そうやったんや! 畑山博史のわかるニュース
イチローのここがすごい!! 日米通算でメジャー記録超す

野球より面白くて楽しいことはない

 米大リーグのマイアミ・マーリンズ、イチロー外野手(42)が、ピート・ローズ選手が持つ通算最多の4256安打を抜いた。私はイチローのプロ入り当時、阪神タイガースの担当記者でベストナイン選考委員もしていたので、今回は読者に伝聞側聞ではないイチローのすごさをお教えしよう。

他の打者との違い

 オリックス入団時は投手だったのちのイチローこと鈴木一朗選手。現在は180cmで80キロ近い体格でも、当時は70キロ前後だったのを覚えているよ。甲子園に2回出場し、クリーンアップでエースだったけれど、強烈な印象はなく、当時、私が担当していた阪神では彼の獲得を考えたこともなかったよ。そのわけは「右投げ左打ちは魅力だが、線が細い」からなんだ。

 オリックスに入団して最初の上司となった土井正三監督のもとではあまり出場機会を与えられなかった。でも当時、スポーツ紙のカメラマンとの会話が妙に印象に残っているよ。

 「鈴木のヒットを撮り損ねたよ」「なんで?」「だってアイツ、テークバック(打つための始動)するのちょっとだけ遅いんやもん」

 イチローは他の打者より「何千分の1秒だけ始動が遅い」という言葉に私はピンときたんだ。予想通り、翌94年に仰木彬監督が就任すると、解き放たれたようにヒットを打ち始めた。仰木監督は育成には不向きなタイプだったけれど、選手の好不調を瞬時に見極める目はずば抜けていた。連日「イチローは今日も使える」と判断し、好きなように打たせ続けたんだ。その結果、7年連続の首位打者に輝いた。

「どんな球も」と野村監督

 イチローが安打製造機と言われ始めたころ、ヤクルトの野村克也監督に「どこがすごいのか?」をうかがったことがあるよ。

 監督は「野球の基本は何や?」と切り出し、「打者の目から一番近いところを通るインハイ真っ直ぐ(内角高め速球)と、正反対のアウロー変化球(外角低めのフォークボールなど)や」と一言。

 イチローは外角の球は拾うように左翼方向に流し打ちでき、内角への厳しいボールは引っ張って右翼方向への長打にできる、という意味なんだ。つまり、この正反対のボールを打てるなら、どんな球も対応できるいうことなんだ。

 そのすごさを実際に目の当りにしたのが、09年春のWBC(ワールド・ベースボール・クラシック)の決勝・韓国戦だったよ。

投手追い込む打撃

 延長10回表、3─3同点で2死1、3塁で回ってきた打席で、2点適時打を放ったイチロー。テレビのハイライト映像では、適時打のシーンばかりを見せているけれど、追い込まれてからの3本のファールにイチローのすごさがあるんだ。相手投手はイチローを討ち取るために全力で勝負球を投げたけれど、すべてファールされた。しかもボール球に手を出してくれない。イチロー級の打者に、同一打席で2度は同一球質・球種・コースは使えないからね。
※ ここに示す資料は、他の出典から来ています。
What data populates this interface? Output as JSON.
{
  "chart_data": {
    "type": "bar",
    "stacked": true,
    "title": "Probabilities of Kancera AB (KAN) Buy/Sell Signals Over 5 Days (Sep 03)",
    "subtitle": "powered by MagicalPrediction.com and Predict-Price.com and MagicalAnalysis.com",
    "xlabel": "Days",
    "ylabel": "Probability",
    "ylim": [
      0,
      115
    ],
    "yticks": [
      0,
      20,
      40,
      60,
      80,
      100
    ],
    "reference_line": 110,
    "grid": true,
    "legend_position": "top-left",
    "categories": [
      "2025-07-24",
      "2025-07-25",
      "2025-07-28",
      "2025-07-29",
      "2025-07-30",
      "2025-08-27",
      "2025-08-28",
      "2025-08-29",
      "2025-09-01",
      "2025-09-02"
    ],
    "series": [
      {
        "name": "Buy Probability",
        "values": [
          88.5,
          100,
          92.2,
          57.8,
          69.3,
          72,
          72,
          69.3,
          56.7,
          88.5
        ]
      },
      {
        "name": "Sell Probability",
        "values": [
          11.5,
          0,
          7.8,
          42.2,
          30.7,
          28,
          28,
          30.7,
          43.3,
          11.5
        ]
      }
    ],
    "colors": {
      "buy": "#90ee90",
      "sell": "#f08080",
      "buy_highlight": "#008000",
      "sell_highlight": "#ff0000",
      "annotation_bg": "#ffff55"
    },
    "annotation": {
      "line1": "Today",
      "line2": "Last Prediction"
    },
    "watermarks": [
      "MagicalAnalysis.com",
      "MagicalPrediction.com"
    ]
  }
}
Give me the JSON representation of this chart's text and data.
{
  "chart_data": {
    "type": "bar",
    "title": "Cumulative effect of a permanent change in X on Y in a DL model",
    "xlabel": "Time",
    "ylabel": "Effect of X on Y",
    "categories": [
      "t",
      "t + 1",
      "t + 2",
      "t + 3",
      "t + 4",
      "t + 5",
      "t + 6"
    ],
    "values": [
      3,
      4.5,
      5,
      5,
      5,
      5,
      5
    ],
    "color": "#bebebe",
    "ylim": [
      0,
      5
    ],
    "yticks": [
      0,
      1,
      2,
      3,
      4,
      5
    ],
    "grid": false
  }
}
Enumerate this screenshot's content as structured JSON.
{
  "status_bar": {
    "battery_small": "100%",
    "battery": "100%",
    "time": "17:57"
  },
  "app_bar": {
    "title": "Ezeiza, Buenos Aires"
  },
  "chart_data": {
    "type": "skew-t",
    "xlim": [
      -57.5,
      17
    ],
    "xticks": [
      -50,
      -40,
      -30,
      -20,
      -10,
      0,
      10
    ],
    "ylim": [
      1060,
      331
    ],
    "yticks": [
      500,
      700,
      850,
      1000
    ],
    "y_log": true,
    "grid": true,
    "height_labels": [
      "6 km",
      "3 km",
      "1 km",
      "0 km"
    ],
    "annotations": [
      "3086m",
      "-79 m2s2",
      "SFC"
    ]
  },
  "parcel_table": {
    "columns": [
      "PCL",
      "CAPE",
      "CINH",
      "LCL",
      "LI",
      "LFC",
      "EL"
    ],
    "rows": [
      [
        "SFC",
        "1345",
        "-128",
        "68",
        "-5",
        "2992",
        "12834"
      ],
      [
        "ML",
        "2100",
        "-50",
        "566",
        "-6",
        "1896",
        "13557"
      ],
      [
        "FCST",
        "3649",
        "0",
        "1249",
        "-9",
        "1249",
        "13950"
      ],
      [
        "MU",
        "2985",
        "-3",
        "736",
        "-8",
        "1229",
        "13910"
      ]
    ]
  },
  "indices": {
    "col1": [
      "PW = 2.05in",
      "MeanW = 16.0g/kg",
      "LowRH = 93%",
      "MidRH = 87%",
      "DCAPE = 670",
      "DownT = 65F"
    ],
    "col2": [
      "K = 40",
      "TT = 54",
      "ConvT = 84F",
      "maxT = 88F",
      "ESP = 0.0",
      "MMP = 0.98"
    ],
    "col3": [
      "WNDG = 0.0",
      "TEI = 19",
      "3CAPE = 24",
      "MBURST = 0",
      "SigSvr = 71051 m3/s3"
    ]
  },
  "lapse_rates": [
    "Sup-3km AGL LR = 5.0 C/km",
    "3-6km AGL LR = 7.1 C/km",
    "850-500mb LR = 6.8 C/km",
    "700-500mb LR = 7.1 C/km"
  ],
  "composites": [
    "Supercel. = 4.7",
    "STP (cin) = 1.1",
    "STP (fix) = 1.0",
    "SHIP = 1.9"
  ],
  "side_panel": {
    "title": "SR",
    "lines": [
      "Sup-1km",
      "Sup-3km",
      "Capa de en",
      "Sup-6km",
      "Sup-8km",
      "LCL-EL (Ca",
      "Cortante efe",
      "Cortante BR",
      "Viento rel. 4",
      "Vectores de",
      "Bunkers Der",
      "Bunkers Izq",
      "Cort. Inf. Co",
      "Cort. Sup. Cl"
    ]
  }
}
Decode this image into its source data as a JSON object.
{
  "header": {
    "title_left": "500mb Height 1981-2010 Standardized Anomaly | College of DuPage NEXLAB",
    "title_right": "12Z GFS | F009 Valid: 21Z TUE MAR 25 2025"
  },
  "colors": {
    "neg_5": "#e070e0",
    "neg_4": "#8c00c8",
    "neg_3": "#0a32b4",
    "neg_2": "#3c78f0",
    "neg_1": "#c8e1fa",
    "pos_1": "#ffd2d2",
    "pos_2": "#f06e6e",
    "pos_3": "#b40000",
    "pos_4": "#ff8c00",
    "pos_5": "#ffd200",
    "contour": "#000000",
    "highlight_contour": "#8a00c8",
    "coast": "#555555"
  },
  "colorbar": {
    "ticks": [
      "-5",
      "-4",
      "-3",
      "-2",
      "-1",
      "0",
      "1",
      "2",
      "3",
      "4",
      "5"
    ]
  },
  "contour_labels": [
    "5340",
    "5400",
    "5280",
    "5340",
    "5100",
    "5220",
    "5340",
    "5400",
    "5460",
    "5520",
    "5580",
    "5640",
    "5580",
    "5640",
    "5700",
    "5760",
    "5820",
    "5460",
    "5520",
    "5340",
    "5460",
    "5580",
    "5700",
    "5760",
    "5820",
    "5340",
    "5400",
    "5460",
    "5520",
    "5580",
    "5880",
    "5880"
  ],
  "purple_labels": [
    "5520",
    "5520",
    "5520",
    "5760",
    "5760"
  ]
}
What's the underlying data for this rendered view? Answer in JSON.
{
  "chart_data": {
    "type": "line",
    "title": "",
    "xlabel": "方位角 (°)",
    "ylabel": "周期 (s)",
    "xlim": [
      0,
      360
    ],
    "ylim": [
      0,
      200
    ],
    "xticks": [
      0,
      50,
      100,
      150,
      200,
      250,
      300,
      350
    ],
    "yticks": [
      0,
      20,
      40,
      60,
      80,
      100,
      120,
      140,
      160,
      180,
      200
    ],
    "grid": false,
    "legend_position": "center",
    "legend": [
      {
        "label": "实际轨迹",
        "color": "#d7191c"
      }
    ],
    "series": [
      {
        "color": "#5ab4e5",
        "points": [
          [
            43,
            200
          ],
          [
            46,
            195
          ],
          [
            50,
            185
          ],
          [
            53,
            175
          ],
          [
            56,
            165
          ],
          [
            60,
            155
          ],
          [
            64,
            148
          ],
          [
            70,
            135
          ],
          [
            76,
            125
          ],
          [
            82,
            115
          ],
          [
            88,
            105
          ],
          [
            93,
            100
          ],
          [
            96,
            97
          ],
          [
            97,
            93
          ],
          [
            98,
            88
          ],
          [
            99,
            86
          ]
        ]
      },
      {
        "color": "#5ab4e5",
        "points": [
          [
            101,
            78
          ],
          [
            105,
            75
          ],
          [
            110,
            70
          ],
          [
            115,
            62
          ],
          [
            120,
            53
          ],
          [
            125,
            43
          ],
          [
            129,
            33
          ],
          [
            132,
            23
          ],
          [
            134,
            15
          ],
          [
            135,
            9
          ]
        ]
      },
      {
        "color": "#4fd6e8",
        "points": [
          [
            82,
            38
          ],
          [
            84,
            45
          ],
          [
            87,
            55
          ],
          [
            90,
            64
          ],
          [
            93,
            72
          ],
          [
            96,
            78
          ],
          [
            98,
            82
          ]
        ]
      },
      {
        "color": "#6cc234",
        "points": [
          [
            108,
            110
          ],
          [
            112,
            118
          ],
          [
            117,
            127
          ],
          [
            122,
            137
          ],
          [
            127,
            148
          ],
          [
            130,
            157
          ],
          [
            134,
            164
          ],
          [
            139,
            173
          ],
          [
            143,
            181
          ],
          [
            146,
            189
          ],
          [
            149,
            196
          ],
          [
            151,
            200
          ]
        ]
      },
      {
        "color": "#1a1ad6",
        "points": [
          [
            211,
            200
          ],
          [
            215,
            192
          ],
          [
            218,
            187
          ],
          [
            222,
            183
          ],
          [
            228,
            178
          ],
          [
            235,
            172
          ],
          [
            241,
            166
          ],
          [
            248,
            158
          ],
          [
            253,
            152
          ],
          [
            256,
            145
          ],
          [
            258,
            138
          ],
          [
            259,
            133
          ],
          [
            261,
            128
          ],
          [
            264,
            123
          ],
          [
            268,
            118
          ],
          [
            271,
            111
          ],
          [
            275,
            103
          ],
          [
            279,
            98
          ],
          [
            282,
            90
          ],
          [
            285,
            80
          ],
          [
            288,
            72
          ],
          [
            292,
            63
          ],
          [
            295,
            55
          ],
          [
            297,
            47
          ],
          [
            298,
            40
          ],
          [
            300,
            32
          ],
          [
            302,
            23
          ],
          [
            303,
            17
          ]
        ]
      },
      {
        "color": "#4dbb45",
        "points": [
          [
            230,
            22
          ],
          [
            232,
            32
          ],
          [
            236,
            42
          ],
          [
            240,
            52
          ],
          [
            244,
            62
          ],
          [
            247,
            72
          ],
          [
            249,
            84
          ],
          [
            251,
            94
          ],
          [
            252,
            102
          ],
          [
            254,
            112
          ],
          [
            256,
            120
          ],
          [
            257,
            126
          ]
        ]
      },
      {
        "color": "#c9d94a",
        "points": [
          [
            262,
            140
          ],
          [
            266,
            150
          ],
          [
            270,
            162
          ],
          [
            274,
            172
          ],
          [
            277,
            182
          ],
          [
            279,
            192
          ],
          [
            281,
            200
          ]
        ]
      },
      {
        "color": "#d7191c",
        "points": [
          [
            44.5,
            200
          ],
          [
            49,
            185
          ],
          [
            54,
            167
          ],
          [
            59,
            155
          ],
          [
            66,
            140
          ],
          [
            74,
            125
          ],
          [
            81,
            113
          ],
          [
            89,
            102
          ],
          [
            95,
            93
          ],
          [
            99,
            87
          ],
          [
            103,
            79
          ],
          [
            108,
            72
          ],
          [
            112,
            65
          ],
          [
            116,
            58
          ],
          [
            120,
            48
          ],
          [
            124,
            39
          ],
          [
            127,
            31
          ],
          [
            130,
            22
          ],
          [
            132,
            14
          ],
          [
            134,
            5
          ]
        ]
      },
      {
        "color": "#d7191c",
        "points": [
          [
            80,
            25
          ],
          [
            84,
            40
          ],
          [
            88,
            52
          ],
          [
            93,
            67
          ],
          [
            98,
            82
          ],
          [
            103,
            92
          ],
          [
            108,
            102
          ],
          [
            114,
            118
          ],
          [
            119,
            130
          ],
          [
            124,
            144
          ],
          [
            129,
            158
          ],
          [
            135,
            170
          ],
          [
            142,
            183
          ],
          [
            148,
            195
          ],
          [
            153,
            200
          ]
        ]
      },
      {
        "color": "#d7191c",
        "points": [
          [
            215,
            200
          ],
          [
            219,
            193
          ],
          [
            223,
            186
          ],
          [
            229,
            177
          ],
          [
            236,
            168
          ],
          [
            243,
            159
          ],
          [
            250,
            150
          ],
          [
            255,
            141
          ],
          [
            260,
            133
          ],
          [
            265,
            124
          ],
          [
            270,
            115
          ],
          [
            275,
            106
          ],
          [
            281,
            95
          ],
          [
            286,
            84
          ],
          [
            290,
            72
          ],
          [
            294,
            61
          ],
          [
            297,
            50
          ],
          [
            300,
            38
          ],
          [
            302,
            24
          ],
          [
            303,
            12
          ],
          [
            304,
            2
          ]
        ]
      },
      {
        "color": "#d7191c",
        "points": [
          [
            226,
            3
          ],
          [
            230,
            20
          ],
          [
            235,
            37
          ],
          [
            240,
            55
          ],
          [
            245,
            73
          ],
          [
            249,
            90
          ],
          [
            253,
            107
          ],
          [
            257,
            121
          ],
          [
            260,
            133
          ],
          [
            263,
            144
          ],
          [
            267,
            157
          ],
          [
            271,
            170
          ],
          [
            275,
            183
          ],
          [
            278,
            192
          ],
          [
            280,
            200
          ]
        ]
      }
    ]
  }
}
その結果、投げる球がなくなり、「一か八か」で勝負するしかなくなった。

 これがイチローの打撃の本質。内角は引っ張り、外角は流す。そして真ん中は投手方向に打ち返す。難しい球はファールで逃げ、どんどん投手を追い込む。この神髄は、私が最初に指摘した「人より何千分の1秒遅い始動」にある。つまり、他の打者よりボールをじっくり見れるので、なかなか空振りせずファールできるんだ。

自分の信じたものだけ

 しかも野手として、当たり前の走攻守の3拍子がそろっている。これを簡単にやってのけるイチローの秘密は、「野球より面白くて楽しいことはない」という満足感が反映する節制生活だ。

 彼は練習も食事も「自分に合っている」と思ったら、誰が何を言おうとそのペースを守る。試合後のトレーニングも試合前のルーティンも自分の信じた物しかやらない。道具や機材、好物類を扱う人がイチローご用達≠盛んにPRに使っても、彼自身は「ボクには合っている」というだけ。ペナントレース中は酒もほとんど口にしないなど、体調維持のプラスにならないことには時間を使わない。

 イチローなら大リーグの長い歴史で過去30人ほどしかいない大リーグ通算3千本安打も簡単にクリアしていくだろう。過去の実績も、実年齢も関係なく大好きな野球をやれる限りやる。とてつもなくすごいし、それが苦にならないとっても幸せ者なんだ。